И из этого уже можно вывести третью существенную позицию, выделяемую Хайдеггером: позицию Ницше, для которого субъект выступает не как удостоверитель или созидатель, но как властитель. Это субъект властвующий, утверждающий себя через акт творчества, субъект, осознавший относительность своего взгляда и настаивающий на подчинении всего мира этому относительному и временному взгляду как новой абсолютной истине, или же осознавший, что «абсолютная истина» – его собственное произвольное изобретение.

У Ницше субъективность достигает своего предела, завеса полностью поднимается, субъект объявляет себя властителем мира (а точнее можно сказать, обнаруживает себя таковым и мужественно признает это), проявляет себя как воля к власти, как самоутверждение, как свободное творчество. Он буквально воплощается как творец, как художник. Хайдеггер выделяет фразу Ницше из «Воли к власти»: «Явление “художник” прозреваемо легче всего»[31]. Воля к власти в первую очередь раскрывает себя как искусство: «Искусство есть самая прозрачная и самая знакомая форма воли к власти»[32]. Но Ницше и сам еще в «Рождении трагедии» называл уверенность научной мысли в возможности познать мир до самых глубин и пробиться к истине некой «метафизической химерой», которая «придана науке в качестве инстинкта и ведет ее снова и снова к тем пределам, где наука должна перейти в искусство, что, в сущности, и является целью этого механизма»[33]. Это означает для него, что больше нет той метафизически утверждаемой истины, к которой можно двигаться. В науке, в мышлении, в любой сфере деятельности акцентируется сам процесс, а не результат, лишь само произвольное творчество субъекта, и все, что он создает, а значит, весь мир, понятый как воля к власти, – субъективен.

Рассуждение о воле к власти непрерывно развивается у Ницше в русле эстетики. Но эстетика, так быстро ставшая в XIX в. по преимуществу философией искусства, таким образом проявляет себя как центральный элемент всей системы новоевропейской мысли. В эстетике этот переворот впервые, и возможно, поначалу довольно скромно, заявляет о себе, выведя одну из важнейших сфер бытия, красоту, в область субъективного суждения. Но завершением этого пути стала бы полная субъективация всех сфер бытия: все должно быть показано как результат субъективного суждения. Что и происходит у Ницше. А таким образом все показывается как искусство, все эстетизируется.

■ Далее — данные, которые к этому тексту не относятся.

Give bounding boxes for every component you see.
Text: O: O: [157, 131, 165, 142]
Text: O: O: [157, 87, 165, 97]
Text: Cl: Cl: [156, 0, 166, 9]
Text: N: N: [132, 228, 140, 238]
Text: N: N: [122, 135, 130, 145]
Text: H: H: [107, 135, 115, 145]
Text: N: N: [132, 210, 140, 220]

МИРОВОЗЗРЕНЧЕСКИЕ ПРЕДПОСЫЛКИ ВОЗНИКНОВЕНИЯ ЭСТЕТИКИ

Но если где-то искать истоки этого нового субъективистского подхода к знанию, этой новой «метафизической позиции», то, возможно, следует обратиться к основаниям западноевропейской культуры, уходящей своими корнями в Средневековье. Среди важных вех в становлении западноевропейской рациональности хотелось бы обратить внимание на знаменитый схоластический «спор об универсалиях», обособивший два противостоящих направления: реализм и номинализм. Влияние этого спора для последующей мысли столь существенно, что отголоски его – и не только имплицитное воздействие, но и конкретные терминологические отсылки – можно встретить в философских рассуждениях самого разного характера вплоть до наиболее современных. Причем наиболее резкие критические течения в своих обоснованиях чаще апеллируют к номинализму: так даже Ж.-П. Сартр в своей программной работе «Экзистенциализм – это гуманизм», этом манифесте творческой индивидуальности, открыто отсылает к схоластическим истокам; номиналистическими также называют себя радикальные ответвления аналитической философии[34].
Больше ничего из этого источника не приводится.